Zu diesem Roman kehre ich diesen Sommer immer wieder zurück. Alice und Eileen sind gleichzeitig verzweifelt und unbeschwert, sie denken über alle möglichen grossen Themen nach und suchen mit Ende zwanzig ihren Platz im Leben.
Mittlerweile habe ich den Roman mehrmals sowohl auf Deutsch als auch auf Englisch gelesen und blättere immer wieder durch meine Lieblingsszenen. Wahrscheinlich fühle ich mich persönlich angesprochen. Aber offensichtlich bin ich nicht die einzige, denn Sally Rooneys neuester Roman ist ein Bestseller, hat mehrere Preise gewonnen und wurde mehrheitlich positiv rezensiert.

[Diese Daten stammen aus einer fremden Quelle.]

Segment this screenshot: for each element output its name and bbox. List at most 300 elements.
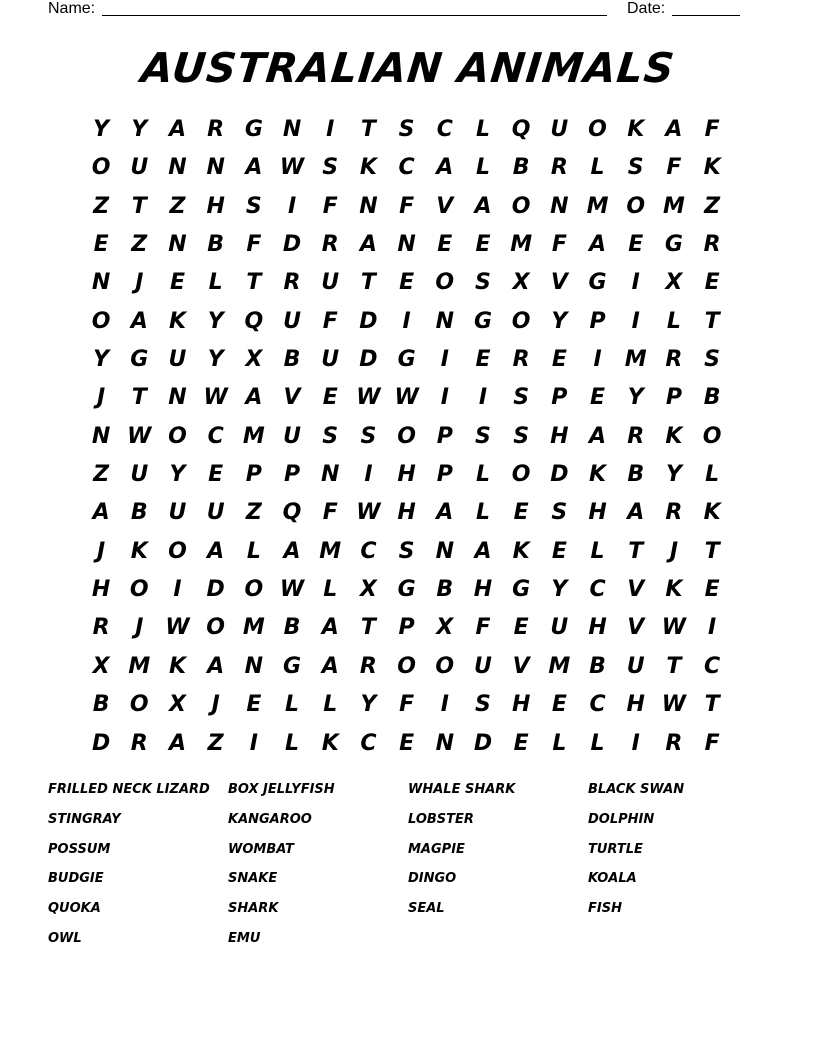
grid-letter: I [249, 730, 258, 756]
grid-letter: R [550, 155, 568, 181]
grid-letter: C [436, 117, 453, 142]
grid-letter: L [246, 538, 261, 564]
grid-letter: F [475, 615, 491, 641]
grid-letter: W [356, 500, 381, 526]
grid-letter: K [627, 117, 645, 142]
grid-letter: I [631, 270, 640, 296]
grid-letter: B [130, 500, 148, 526]
grid-letter: O [702, 423, 722, 449]
grid-letter: U [130, 462, 149, 488]
grid-letter: K [512, 538, 530, 564]
grid-letter: Y [360, 692, 377, 718]
grid-letter: N [435, 538, 454, 564]
grid-letter: K [665, 577, 683, 603]
grid-letter: A [436, 155, 454, 181]
grid-letter: O [626, 193, 646, 219]
grid-letter: E [551, 347, 567, 373]
grid-letter: T [704, 692, 720, 718]
grid-letter: T [628, 538, 644, 564]
grid-letter: T [666, 653, 682, 679]
grid-letter: H [626, 692, 645, 718]
word-list-item: KOALA [588, 871, 637, 887]
grid-letter: A [474, 538, 492, 564]
grid-letter: A [207, 653, 225, 679]
grid-letter: O [91, 155, 111, 181]
grid-letter: I [440, 347, 449, 373]
grid-letter: N [397, 232, 416, 258]
word-list-item: SNAKE [228, 871, 278, 887]
word-list-item: WHALE SHARK [408, 782, 516, 797]
grid-letter: O [511, 193, 531, 219]
word-list-item: SEAL [408, 901, 445, 917]
grid-letter: B [703, 385, 721, 411]
grid-letter: R [665, 500, 683, 526]
grid-letter: K [168, 653, 186, 679]
grid-letter: Y [169, 462, 186, 488]
grid-letter: D [359, 308, 378, 334]
word-list-item: SHARK [228, 901, 279, 917]
grid-letter: N [91, 423, 111, 449]
grid-letter: Z [207, 730, 224, 756]
grid-letter: E [628, 232, 644, 258]
grid-letter: F [246, 232, 262, 258]
grid-letter: D [473, 730, 493, 756]
grid-letter: M [242, 423, 265, 449]
grid-letter: E [513, 500, 529, 526]
grid-letter: U [206, 500, 225, 526]
grid-letter: B [512, 155, 530, 181]
grid-letter: U [321, 270, 340, 296]
grid-letter: F [322, 193, 338, 219]
grid-letter: R [283, 270, 301, 296]
grid-letter: V [627, 577, 645, 603]
grid-letter: Z [245, 500, 262, 526]
grid-letter: Z [93, 193, 110, 219]
grid-letter: A [665, 117, 683, 142]
grid-letter: V [550, 270, 568, 296]
grid-letter: P [283, 462, 301, 488]
grid-letter: I [326, 117, 335, 142]
grid-letter: U [283, 423, 301, 449]
grid-letter: A [207, 538, 225, 564]
grid-letter: E [246, 692, 262, 718]
grid-letter: O [168, 538, 187, 564]
grid-letter: L [666, 308, 681, 334]
grid-letter: X [436, 615, 454, 641]
grid-letter: A [321, 653, 339, 679]
grid-letter: P [245, 462, 262, 488]
grid-letter: A [321, 615, 339, 641]
grid-letter: H [588, 615, 607, 641]
grid-letter: W [356, 385, 381, 411]
grid-letter: W [279, 577, 305, 603]
grid-letter: S [513, 423, 530, 449]
grid-letter: H [473, 577, 493, 603]
grid-letter: T [360, 270, 376, 296]
word-list [48, 780, 768, 959]
grid-letter: I [593, 347, 602, 373]
grid-letter: L [590, 155, 605, 181]
grid-letter: D [550, 462, 569, 488]
grid-letter: L [475, 462, 490, 488]
grid-letter: T [704, 308, 720, 334]
grid-letter: O [397, 653, 416, 679]
grid-letter: U [168, 500, 187, 526]
grid-letter: S [475, 692, 491, 718]
grid-letter: R [321, 232, 339, 258]
name-date-header [48, 0, 748, 20]
grid-letter: R [627, 423, 645, 449]
grid-letter: Z [93, 462, 110, 488]
grid-letter: S [322, 423, 339, 449]
grid-letter: A [474, 193, 492, 219]
grid-letter: X [665, 270, 683, 296]
grid-letter: X [92, 653, 110, 679]
grid-letter: U [474, 653, 492, 679]
grid-letter: S [704, 347, 721, 373]
grid-letter: F [399, 692, 415, 718]
grid-letter: B [92, 692, 110, 718]
grid-letter: I [478, 385, 488, 411]
grid-letter: F [399, 193, 415, 219]
grid-letter: H [511, 692, 531, 718]
grid-letter: V [436, 193, 454, 219]
grid-letter: A [589, 232, 607, 258]
grid-letter: J [135, 270, 144, 296]
word-list-item: DOLPHIN [588, 811, 655, 827]
grid-letter: Y [93, 347, 110, 373]
grid-letter: H [397, 500, 416, 526]
grid-letter: E [475, 232, 491, 258]
grid-letter: N [168, 155, 187, 181]
word-list-item: FRILLED NECK LIZARD [48, 782, 210, 797]
grid-letter: U [168, 347, 187, 373]
grid-letter: P [589, 308, 606, 334]
grid-letter: L [285, 692, 300, 718]
grid-letter: L [323, 692, 338, 718]
grid-letter: G [130, 347, 149, 373]
grid-letter: N [321, 462, 340, 488]
grid-letter: L [590, 730, 605, 756]
grid-letter: N [91, 270, 111, 296]
grid-letter: X [359, 577, 377, 603]
grid-letter: U [626, 653, 645, 679]
grid-letter: L [475, 155, 490, 181]
grid-letter: L [475, 500, 490, 526]
name-label: Name: [48, 0, 96, 17]
grid-letter: Y [131, 117, 148, 142]
grid-letter: N [168, 232, 187, 258]
grid-letter: J [97, 538, 106, 564]
word-list-item: BUDGIE [48, 871, 104, 887]
grid-letter: L [285, 730, 300, 756]
grid-letter: L [590, 538, 605, 564]
grid-letter: E [704, 577, 720, 603]
grid-letter: E [551, 538, 567, 564]
grid-letter: E [590, 385, 606, 411]
grid-letter: A [627, 500, 645, 526]
grid-letter: E [399, 730, 415, 756]
grid-letter: L [705, 462, 720, 488]
grid-letter: G [244, 117, 263, 142]
grid-letter: M [242, 615, 265, 641]
grid-letter: W [203, 385, 228, 411]
grid-letter: E [551, 692, 567, 718]
grid-letter: O [511, 308, 531, 334]
grid-letter: B [627, 462, 645, 488]
grid-letter: O [129, 577, 149, 603]
date-blank-line [672, 15, 740, 16]
word-list-item: OWL [48, 930, 82, 946]
grid-letter: A [168, 730, 186, 756]
grid-letter: V [627, 615, 645, 641]
grid-letter: O [168, 423, 187, 449]
grid-letter: G [664, 232, 683, 258]
grid-letter: P [436, 423, 453, 449]
grid-letter: E [475, 347, 491, 373]
grid-letter: A [92, 500, 110, 526]
grid-letter: I [708, 615, 717, 641]
grid-letter: D [206, 577, 225, 603]
grid-letter: X [512, 270, 530, 296]
grid-letter: R [207, 117, 225, 142]
word-list-item: BOX JELLYFISH [228, 782, 335, 797]
grid-letter: O [206, 615, 225, 641]
grid-letter: B [436, 577, 454, 603]
grid-letter: W [279, 155, 305, 181]
letter-grid [82, 111, 731, 763]
grid-letter: K [130, 538, 148, 564]
grid-letter: O [91, 308, 111, 334]
grid-letter: Z [169, 193, 186, 219]
grid-letter: P [436, 462, 453, 488]
grid-letter: N [550, 193, 569, 219]
grid-letter: K [359, 155, 377, 181]
grid-letter: P [551, 385, 568, 411]
grid-letter: C [360, 730, 377, 756]
grid-letter: C [398, 155, 415, 181]
grid-letter: C [207, 423, 224, 449]
grid-letter: K [589, 462, 607, 488]
grid-letter: S [360, 423, 377, 449]
grid-letter: G [588, 270, 607, 296]
word-list-item: WOMBAT [228, 841, 294, 857]
grid-letter: P [398, 615, 415, 641]
grid-letter: D [282, 232, 302, 258]
grid-letter: C [704, 653, 721, 679]
page-title: AUSTRALIAN ANIMALS [138, 44, 678, 92]
grid-letter: W [661, 692, 687, 718]
grid-letter: W [661, 615, 687, 641]
grid-letter: S [322, 155, 339, 181]
grid-letter: I [631, 730, 640, 756]
grid-letter: O [435, 653, 455, 679]
grid-letter: T [246, 270, 262, 296]
grid-letter: V [512, 653, 530, 679]
grid-letter: A [436, 500, 454, 526]
grid-letter: A [245, 385, 263, 411]
grid-letter: S [398, 117, 415, 142]
grid-letter: R [665, 730, 683, 756]
grid-letter: G [397, 577, 416, 603]
grid-letter: I [440, 385, 449, 411]
grid-letter: B [207, 232, 225, 258]
grid-letter: Q [511, 117, 531, 142]
grid-letter: F [551, 232, 567, 258]
grid-letter: U [550, 117, 569, 142]
grid-letter: G [512, 577, 531, 603]
grid-letter: I [440, 692, 449, 718]
grid-letter: A [283, 538, 301, 564]
grid-letter: Y [207, 347, 224, 373]
grid-letter: X [168, 692, 186, 718]
grid-letter: A [245, 155, 263, 181]
grid-letter: A [168, 117, 186, 142]
grid-letter: R [359, 653, 377, 679]
grid-letter: A [359, 232, 377, 258]
grid-letter: U [283, 308, 301, 334]
grid-letter: S [475, 423, 491, 449]
grid-letter: L [552, 730, 567, 756]
word-list-item: EMU [228, 930, 261, 946]
grid-letter: U [550, 615, 569, 641]
grid-letter: E [437, 232, 453, 258]
grid-letter: N [435, 730, 454, 756]
grid-letter: M [586, 193, 609, 219]
grid-letter: T [360, 615, 376, 641]
grid-letter: Y [665, 462, 682, 488]
grid-letter: M [662, 193, 685, 219]
grid-letter: H [588, 500, 607, 526]
grid-letter: J [97, 385, 106, 411]
grid-letter: M [624, 347, 647, 373]
grid-letter: J [211, 692, 220, 718]
grid-letter: E [513, 615, 529, 641]
grid-letter: H [91, 577, 111, 603]
grid-letter: Y [551, 308, 568, 334]
grid-letter: E [322, 385, 338, 411]
grid-letter: I [364, 462, 373, 488]
grid-letter: R [130, 730, 148, 756]
grid-letter: Y [627, 385, 644, 411]
grid-letter: G [473, 308, 492, 334]
grid-letter: R [703, 232, 721, 258]
grid-letter: M [548, 653, 571, 679]
grid-letter: R [512, 347, 530, 373]
grid-letter: I [173, 577, 182, 603]
grid-letter: H [397, 462, 416, 488]
grid-letter: F [322, 308, 338, 334]
grid-letter: U [130, 155, 149, 181]
grid-letter: B [283, 615, 301, 641]
grid-letter: C [360, 538, 377, 564]
grid-letter: S [475, 270, 491, 296]
grid-letter: W [394, 385, 419, 411]
grid-letter: I [287, 193, 297, 219]
grid-letter: M [510, 232, 533, 258]
grid-letter: G [283, 653, 302, 679]
grid-letter: K [321, 730, 339, 756]
grid-letter: F [666, 155, 682, 181]
grid-letter: B [283, 347, 301, 373]
grid-letter: S [627, 155, 644, 181]
word-list-item: POSSUM [48, 841, 111, 857]
grid-letter: L [475, 117, 490, 142]
grid-letter: Z [131, 232, 148, 258]
grid-letter: O [397, 423, 416, 449]
grid-letter: E [704, 270, 720, 296]
grid-letter: I [631, 308, 640, 334]
word-list-item: STINGRAY [48, 811, 121, 827]
grid-letter: R [92, 615, 110, 641]
word-list-item: TURTLE [588, 841, 643, 857]
grid-letter: J [135, 615, 144, 641]
grid-letter: E [93, 232, 109, 258]
grid-letter: N [168, 385, 187, 411]
grid-letter: Q [244, 308, 264, 334]
date-label: Date: [627, 0, 666, 17]
word-list-item: QUOKA [48, 901, 101, 917]
grid-letter: E [208, 462, 224, 488]
grid-letter: H [550, 423, 569, 449]
word-list-item: KANGAROO [228, 811, 312, 827]
grid-letter: B [589, 653, 606, 679]
grid-letter: Y [93, 117, 110, 142]
grid-letter: O [588, 117, 607, 142]
grid-letter: S [551, 500, 568, 526]
grid-letter: N [244, 653, 264, 679]
grid-letter: U [321, 347, 340, 373]
grid-letter: O [435, 270, 455, 296]
grid-letter: T [131, 193, 147, 219]
grid-letter: Y [207, 308, 224, 334]
grid-letter: N [206, 155, 225, 181]
grid-letter: H [206, 193, 225, 219]
grid-letter: S [513, 385, 530, 411]
grid-letter: E [513, 730, 529, 756]
grid-letter: R [665, 347, 683, 373]
grid-letter: L [323, 577, 338, 603]
grid-letter: F [704, 730, 720, 756]
grid-letter: K [168, 308, 186, 334]
grid-letter: I [402, 308, 411, 334]
grid-letter: O [244, 577, 264, 603]
grid-letter: N [282, 117, 302, 142]
grid-letter: P [665, 385, 682, 411]
grid-letter: T [360, 117, 376, 142]
grid-letter: K [665, 423, 683, 449]
grid-letter: M [128, 653, 151, 679]
grid-letter: C [589, 577, 606, 603]
grid-letter: V [283, 385, 301, 411]
grid-letter: S [398, 538, 415, 564]
grid-letter: F [322, 500, 338, 526]
grid-letter: K [703, 155, 721, 181]
grid-letter: O [129, 692, 149, 718]
grid-letter: W [165, 615, 190, 641]
grid-letter: T [131, 385, 147, 411]
grid-letter: C [589, 692, 606, 718]
grid-letter: E [169, 270, 185, 296]
word-list-item: MAGPIE [408, 841, 465, 857]
grid-letter: G [397, 347, 416, 373]
grid-letter: N [359, 193, 378, 219]
grid-letter: S [245, 193, 262, 219]
grid-letter: Y [551, 577, 568, 603]
word-list-item: BLACK SWAN [588, 782, 685, 797]
name-blank-line [102, 15, 607, 16]
grid-letter: L [208, 270, 223, 296]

Rooney wird als Stimme der Millennials beschrieben. Das bedeutet für ihre Romane unter anderem, dass die Protagonist*innen – wie Rooney selbst – nach 1990 geboren sind. Sie diskutieren über den Klimawandel und über die Politik in Irland, sie finden ihr Leben bedeutungslos, aber versuchen trotzdem, ihm einen Sinn zu geben.
Anders als in Rooneys ersten beiden Romanen gibt es in Beautiful world, where are you aber eine leicht andere Nuance. Wie in Rezensionen schon bemerkt wurde, zeigt Rooney einen neuen Weg auf, um mit den grossen Fragen, der untergehenden Welt und dem eigenen Leben klarzukommen. Ganz banal ist das: Liebe. Ich möchte hier nicht spoilern, deshalb sage ich nur, dass Alice und Eileen am Schluss zufriedener sind als zu Beginn.
Rooney hat für ihren neuen Roman eine nüchterne, beobachtende Perspektive aus der dritten Person gewählt. Zum Teil beschreibt sie wie mit dem Blick einer nicht urteilenden Kamera, wie eine Wohnung aussieht oder welche Tippbewegungen auf dem Smartphone eine Figur macht. Mit dem Fachterminus nach Genette könnte man das wohl als externe Fokalisierung beschreiben. An diesem konstatierenden Blick liegt es vielleicht, dass der Schreibstil von Rooney teilweise als speziell beschrieben wird. Ich persönlich mochte den Stil.
Bei solchen eher neutralen Beobachtungen kommt es dann auf einzelne Wörter an: Ist Eileen ärgerlich oder bloss verwirrt? Von Anfang an hat der Roman mich dazu gebracht, mich für die genauen Formulierungen und deren Übersetzung zu interessieren. Wie sind ›friendly‹, ›benignly‹, ›fondly‹ und ›affectionately‹ übersetzt? Welche deutsche Entsprechung hat die Übersetzerin Zoë Beck gewählt hat?
Noch eine Bemerkung: Es gibt viele Sexszenen im Roman, und zwar ausschliesslich heterosexueller Sex. Dabei wird Homo- und Bisexualität durchaus thematisiert, Alice zum Beispiel ist bisexuell, Felix auch, Alice hatte früher eine längere homosexuelle Beziehung. Aber davon reden die Figuren immer nur. Homo- und Bisexualität werden damit um eine Ebene distanziert, indem sie nicht direkt in der Handlung vorkommen, sondern nur erwähnt werden. Warum wohl? Offenbar sind wir noch nicht so weit, dass ein Roman ein Bestseller werden kann, wenn auch homosexueller Sex explizit geschildert wird?
Sowieso werden gerade in den Sexszenen einige konservative Rollenbilder weitergetragen. Das zeigt sich nicht offensichtlich, man merkt es erst, wenn man es sich genau überlegt. Vielleicht ist das ein bisschen ein Nachlassen von feministischem Kampfgeist mit Anfang dreissig? Die Figuren, die Handlung und die transportierten Werte sind sonst offen und 21. Jahrhundert, würde ich sagen. Der Zeitgeist der Millennials eben.